Cabanisation : "L'Etat vous retrouvera", depuis les gravats d'une villa au Bosc, le préfet hausse le ton
C’est au bout d’un sentier de ruffes rouges et de roches, bordé d’une végétation dense, à hauteur de la commune du Bosc, dans le Lodévois, que se situe la propriété visée par l’opération de lutte contre la cabanisation, ce jeudi matin.
Un portail imposant, des barrières soignées, une végétation parfaitement entretenue… Rien ne laisse supposer que le propriétaire de ce terrain s’est installé ici en toute illégalité. Voilà près de vingt ans que l’État tente de régulariser cette situation. Entre-temps, ce dernier s’est confortablement établi sur plusieurs hectares : un âne, un cheval, une table de ping-pong, et une villa de plus de 120 mètres carrés.
Un feuilleton de 20 ans
Pour le maire du Bosc, Jérôme Valat, la présence de cette habitation illégale n’a rien d’une surprise : “C’est la fin d’une longue procédure qui a même été portée jusqu’à la cour de cassation ! Un combat de longue haleine… Quand j’ai repris la mairie, cette histoire était déjà bien entamée. J’ai d’ailleurs vu plusieurs fois le propriétaire, qui savait très bien que cette histoire finirait en démolition.” Mais alors comment expliquer une telle lenteur du calendrier ? Parce que “nous vivons dans un état de droits” : le propriétaire a fait tout ce qu’il pouvait pour défendre son dossier. Mais au bout du compte, “la loi a fini par l’emporter”.
Quelques questions demeurent, et une procédure semble ouverte pour faire le clair sur certains point d’ombres : “Les précédentes mairies n’ont pas fait les démarches qu’il fallait, et c’est pour ça qu’on en est là, dénonce Jérôme Valat. Avant d’arriver là, il y a eu des demandes d’urbanisme qui posent question. Je ne peux pas en dire plus, car je reste dans le secret de la procédure, mais il y a beaucoup de zones d’ombre. On n’arrive pas à ce point-là par hasard.”
Le propriétaire devra maintenant régler la facture : 50 000 euros pour la destruction, et 100 000 euros d’astreintes administratives, que l’État compte bien récupérer. “C’est un message clair à ceux qui pensent qu’ils peuvent faire n’importe quoi : vous construisez sans permis, vous payez pour ça”, pointe François-Xavier Lauch, le préfet de l’Hérault, présent lors de la démolition.Et le représentant de l’État n’a pas mâché ses mots : “Ce terrain était impeccablement clôturé, comme une forteresse autour d’une belle maison. C’est dur à croire, mais certains croient vraiment qu’ils peuvent tout se permettre parce qu’ils achètent un terrain. Eh bien non, ici, ce n’est pas le Far West. C’est la France, et la loi s’applique à tout le monde.”

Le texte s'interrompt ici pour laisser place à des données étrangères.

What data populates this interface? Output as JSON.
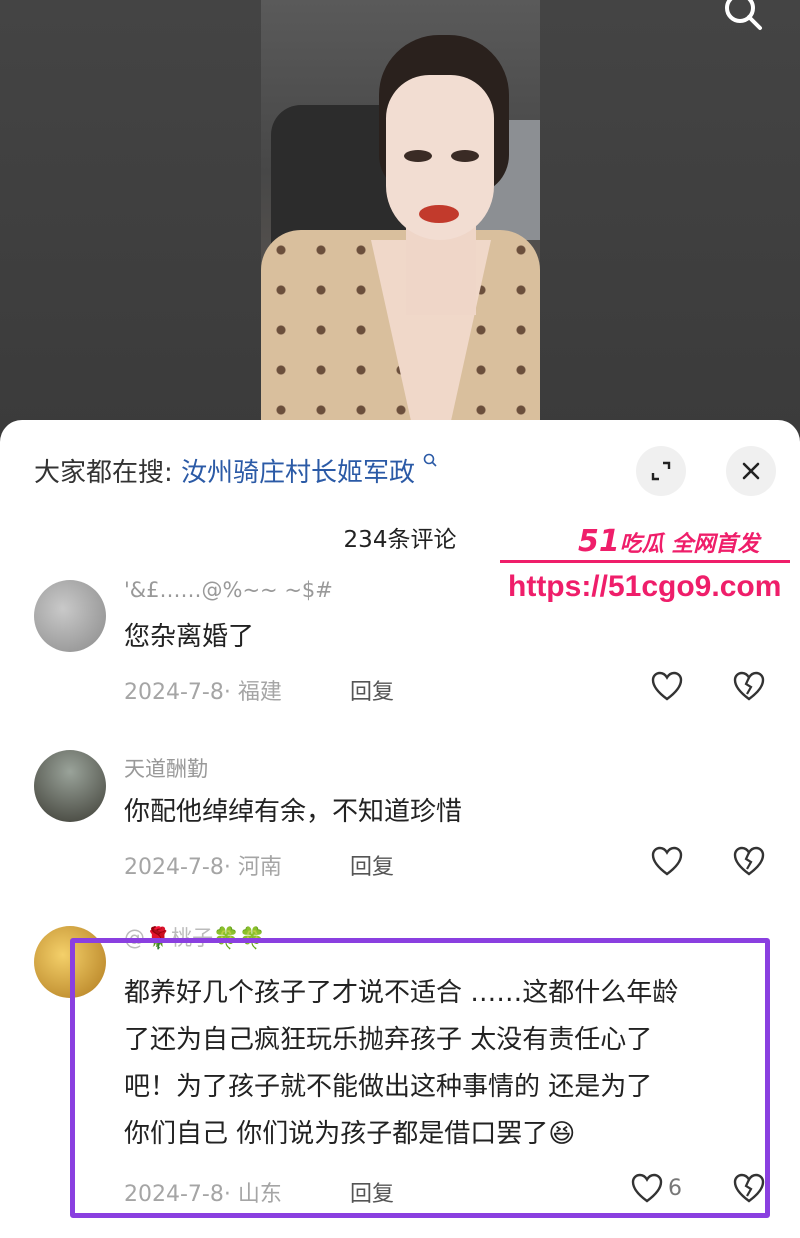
{
  "search_bar": {
    "prefix": "大家都在搜:",
    "query": "汝州骑庄村长姬军政"
  },
  "comment_count": "234条评论",
  "watermark": {
    "brand_number": "51",
    "brand_text": "吃瓜 全网首发",
    "url": "https://51cgo9.com"
  },
  "comments": [
    {
      "username": "'&£……@%~~ ~$#",
      "text": "您杂离婚了",
      "date_location": "2024-7-8· 福建",
      "reply_label": "回复"
    },
    {
      "username": "天道酬勤",
      "text": "你配他绰绰有余，不知道珍惜",
      "date_location": "2024-7-8· 河南",
      "reply_label": "回复"
    },
    {
      "username": "@🌹桃子🍀🍀",
      "text_lines": [
        "都养好几个孩子了才说不适合 ……这都什么年龄",
        "了还为自己疯狂玩乐抛弃孩子 太没有责任心了",
        "吧！为了孩子就不能做出这种事情的 还是为了",
        "你们自己  你们说为孩子都是借口罢了😆"
      ],
      "date_location": "2024-7-8· 山东",
      "reply_label": "回复",
      "like_count": "6"
    }
  ],
  "colors": {
    "link": "#2b5aa6",
    "watermark": "#ef1e6a",
    "highlight": "#8a3fe0"
  }
}
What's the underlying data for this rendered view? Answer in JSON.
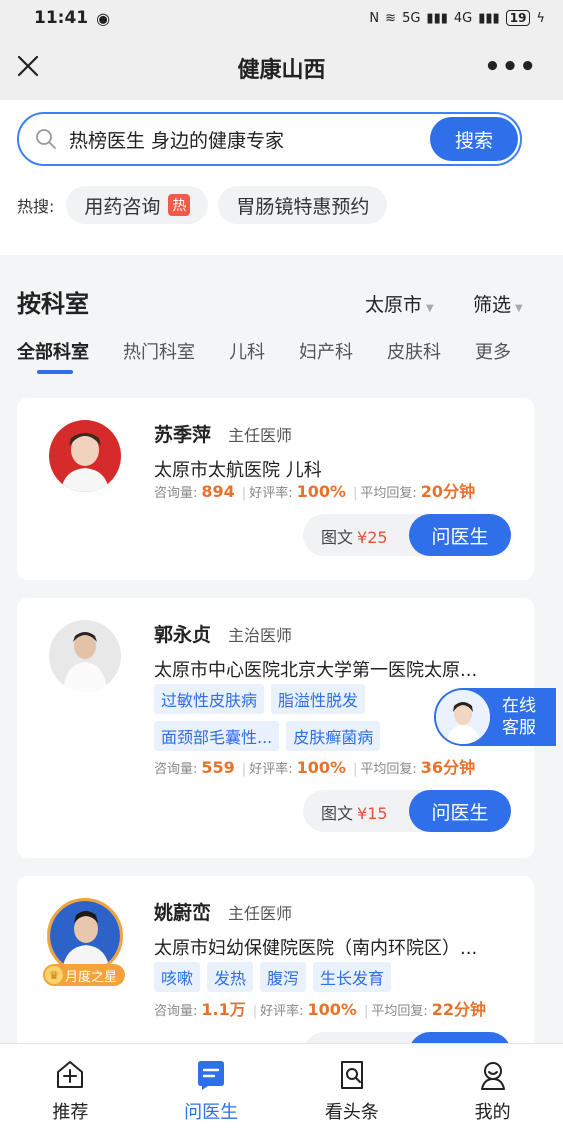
{
  "status_bar": {
    "time": "11:41",
    "network_1": "5G",
    "network_2": "4G",
    "battery": "19"
  },
  "nav": {
    "title": "健康山西"
  },
  "search": {
    "text": "热榜医生 身边的健康专家",
    "button": "搜索"
  },
  "hot_search": {
    "label": "热搜:",
    "items": [
      {
        "label": "用药咨询",
        "badge": "热"
      },
      {
        "label": "胃肠镜特惠预约",
        "badge": ""
      }
    ]
  },
  "department": {
    "title": "按科室",
    "city": "太原市",
    "filter": "筛选",
    "tabs": [
      "全部科室",
      "热门科室",
      "儿科",
      "妇产科",
      "皮肤科",
      "更多"
    ],
    "active_tab": 0
  },
  "stats_labels": {
    "consult": "咨询量:",
    "rating": "好评率:",
    "reply": "平均回复:"
  },
  "doctors": [
    {
      "name": "苏季萍",
      "title": "主任医师",
      "hospital": "太原市太航医院 儿科",
      "tags": [],
      "consult": "894",
      "rating": "100%",
      "reply": "20分钟",
      "price_label": "图文",
      "price": "¥25",
      "ask": "问医生"
    },
    {
      "name": "郭永贞",
      "title": "主治医师",
      "hospital": "太原市中心医院北京大学第一医院太原...",
      "tags": [
        "过敏性皮肤病",
        "脂溢性脱发",
        "面颈部毛囊性...",
        "皮肤癣菌病"
      ],
      "consult": "559",
      "rating": "100%",
      "reply": "36分钟",
      "price_label": "图文",
      "price": "¥15",
      "ask": "问医生"
    },
    {
      "name": "姚蔚峦",
      "title": "主任医师",
      "hospital": "太原市妇幼保健院医院（南内环院区）...",
      "tags": [
        "咳嗽",
        "发热",
        "腹泻",
        "生长发育"
      ],
      "consult": "1.1万",
      "rating": "100%",
      "reply": "22分钟",
      "badge": "月度之星"
    }
  ],
  "service": {
    "line1": "在线",
    "line2": "客服"
  },
  "bottom_nav": [
    {
      "label": "推荐",
      "icon": "plus-home-icon"
    },
    {
      "label": "问医生",
      "icon": "chat-doc-icon"
    },
    {
      "label": "看头条",
      "icon": "news-search-icon"
    },
    {
      "label": "我的",
      "icon": "user-icon"
    }
  ],
  "colors": {
    "accent": "#2f6fe9",
    "highlight": "#e8722a",
    "price": "#e8503a"
  }
}
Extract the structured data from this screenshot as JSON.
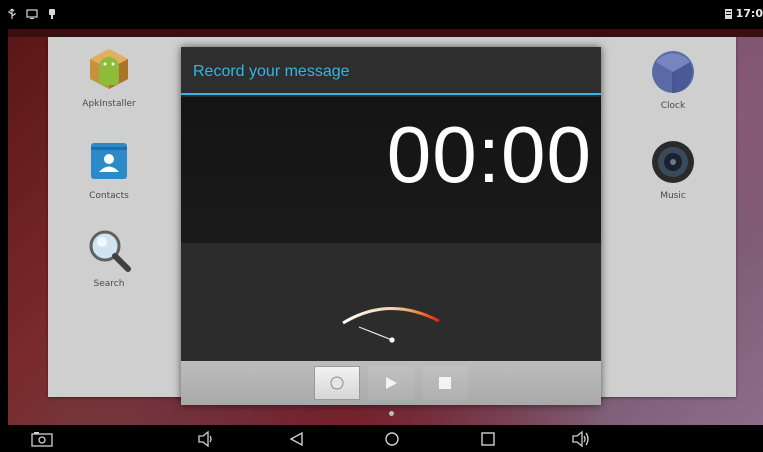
{
  "status_bar": {
    "icons_left": [
      "usb-icon",
      "screen-icon",
      "notification-icon"
    ],
    "clock": "17:0",
    "battery_icon": "sd-card-icon"
  },
  "launcher": {
    "apps_left": [
      {
        "label": "ApkInstaller",
        "icon": "apkinstaller-icon"
      },
      {
        "label": "Contacts",
        "icon": "contacts-icon"
      },
      {
        "label": "Search",
        "icon": "search-icon"
      }
    ],
    "apps_right": [
      {
        "label": "Clock",
        "icon": "clock-icon"
      },
      {
        "label": "Music",
        "icon": "music-icon"
      }
    ]
  },
  "dialog": {
    "title": "Record your message",
    "timer": "00:00",
    "accent_color": "#33b5e5",
    "controls": [
      "record-icon",
      "play-icon",
      "stop-icon"
    ]
  },
  "nav_bar": {
    "buttons": [
      "screenshot-icon",
      "volume-down-icon",
      "back-icon",
      "home-icon",
      "recents-icon",
      "volume-up-icon"
    ]
  }
}
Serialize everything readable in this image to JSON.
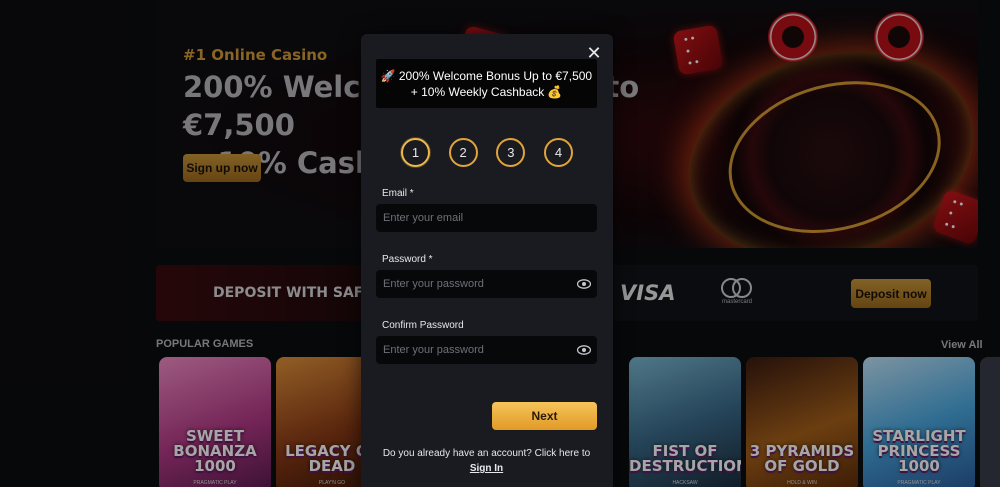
{
  "hero": {
    "tag": "#1 Online Casino",
    "title_line1": "200% Welcome Bonus Up to €7,500",
    "title_line2": "+ 10% Cashback",
    "cta": "Sign up now"
  },
  "banner": {
    "text": "DEPOSIT WITH SAFETY",
    "visa": "VISA",
    "mastercard": "mastercard",
    "cta": "Deposit now"
  },
  "games_section": {
    "title": "POPULAR GAMES",
    "view_all": "View All",
    "games": [
      {
        "title": "SWEET BONANZA 1000",
        "provider": "PRAGMATIC PLAY",
        "color": "#e85fa6"
      },
      {
        "title": "LEGACY OF DEAD",
        "provider": "PLAY'N GO",
        "color": "#8a3a16"
      },
      {
        "title": "FIST OF DESTRUCTION",
        "provider": "HACKSAW",
        "color": "#3a6a8a"
      },
      {
        "title": "3 PYRAMIDS OF GOLD",
        "provider": "HOLD & WIN",
        "color": "#a5601a"
      },
      {
        "title": "STARLIGHT PRINCESS 1000",
        "provider": "PRAGMATIC PLAY",
        "color": "#4aa8e0"
      }
    ]
  },
  "modal": {
    "promo_line1": "200% Welcome Bonus Up to €7,500",
    "promo_line2": "+ 10% Weekly Cashback",
    "steps": [
      "1",
      "2",
      "3",
      "4"
    ],
    "current_step": "1",
    "email_label": "Email *",
    "email_placeholder": "Enter your email",
    "password_label": "Password *",
    "password_placeholder": "Enter your password",
    "confirm_label": "Confirm Password",
    "confirm_placeholder": "Enter your password",
    "next": "Next",
    "signin_prompt": "Do you already have an account? Click here to",
    "signin_link": "Sign In",
    "close": "✕"
  },
  "colors": {
    "accent": "#e2a43a",
    "button_gradient_top": "#f6c45a",
    "modal_bg": "#191b21",
    "page_bg": "#0c0d10"
  }
}
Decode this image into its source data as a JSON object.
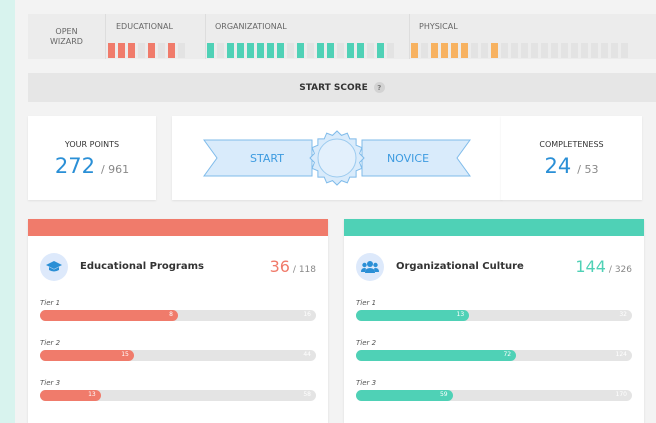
{
  "colors": {
    "educational": "#f07b6b",
    "organizational": "#4fd1b6",
    "physical": "#f7b261",
    "accent": "#2a8fd6"
  },
  "wizard": {
    "open_label": "OPEN\nWIZARD",
    "sections": [
      {
        "label": "EDUCATIONAL",
        "kind": "edu",
        "steps": [
          1,
          1,
          1,
          0,
          1,
          0,
          1,
          0
        ]
      },
      {
        "label": "ORGANIZATIONAL",
        "kind": "org",
        "steps": [
          1,
          0,
          1,
          1,
          1,
          1,
          1,
          1,
          0,
          1,
          0,
          1,
          1,
          0,
          1,
          1,
          0,
          1,
          0
        ]
      },
      {
        "label": "PHYSICAL",
        "kind": "phy",
        "steps": [
          1,
          0,
          1,
          1,
          1,
          1,
          0,
          0,
          1,
          0,
          0,
          0,
          0,
          0,
          0,
          0,
          0,
          0,
          0,
          0,
          0,
          0
        ]
      }
    ]
  },
  "start_score": {
    "label": "START SCORE",
    "help": "?"
  },
  "points": {
    "label": "YOUR POINTS",
    "value": "272",
    "total": "/ 961"
  },
  "completeness": {
    "label": "COMPLETENESS",
    "value": "24",
    "total": "/ 53"
  },
  "ribbon": {
    "left": "START",
    "right": "NOVICE"
  },
  "categories": [
    {
      "title": "Educational Programs",
      "icon": "graduation-cap-icon",
      "color": "#f07b6b",
      "score": "36",
      "total": "/ 118",
      "tiers": [
        {
          "label": "Tier 1",
          "value": "8",
          "max": "16",
          "fraction": 0.5
        },
        {
          "label": "Tier 2",
          "value": "15",
          "max": "44",
          "fraction": 0.34
        },
        {
          "label": "Tier 3",
          "value": "13",
          "max": "58",
          "fraction": 0.22
        }
      ]
    },
    {
      "title": "Organizational Culture",
      "icon": "users-icon",
      "color": "#4fd1b6",
      "score": "144",
      "total": "/ 326",
      "tiers": [
        {
          "label": "Tier 1",
          "value": "13",
          "max": "32",
          "fraction": 0.41
        },
        {
          "label": "Tier 2",
          "value": "72",
          "max": "124",
          "fraction": 0.58
        },
        {
          "label": "Tier 3",
          "value": "59",
          "max": "170",
          "fraction": 0.35
        }
      ]
    }
  ]
}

La lutte contre la cabanisation, “une priorité”
L’histoire de la maison du Bosc ne s’inscrit pas dans un cas isolé, loin de là. La cabanisation, qualifiée de “plaie du département” par les autorités, touche l’ensemble de l’Hérault. “On recense aujourd’hui plus de 30 000 constructions illégales, et ce chiffre ne cesse de croître”, rappelle le préfet.
Face à cette réalité, il insiste : “Pour moi, cette lutte contre la cabanisation, c’est une priorité absolue. Ce problème existe depuis 50 ans dans le département, mais il prend une ampleur vertigineuse. L’État agit. C’est une question de respect des règles et de justice.”
Chaque année, près de 200 verbalisations sont émises pour des constructions illégales, et un quart d’entre elles débouchent sur des arrêtés interruptifs de travaux, souvent pris par les maires. “Nous travaillons avec 60 maires, dont 10 qui font face à des problèmes particulièrement graves. Nous ne laissons pas faire, mais il faut du temps. Nous en sommes à une centaine de décisions judiciaires par an, qui mènent à des destructions comme celle que nous avons vue ce matin”, précise le préfet.
Et même s’il admet que les démarches sont longues et parfois fastidieuses, il est convaincu que “les responsables doivent payer” et fait une promesse : “L’État a une mémoire très longue.” Pour corriger l’affront à la loi, toutes les méthodes sont utilisées : ponction sur les salaires, saisie et vente du terrain… “Les gens qui construisent sans permis finiront par regretter amèrement leur décision.” Le ton est donné.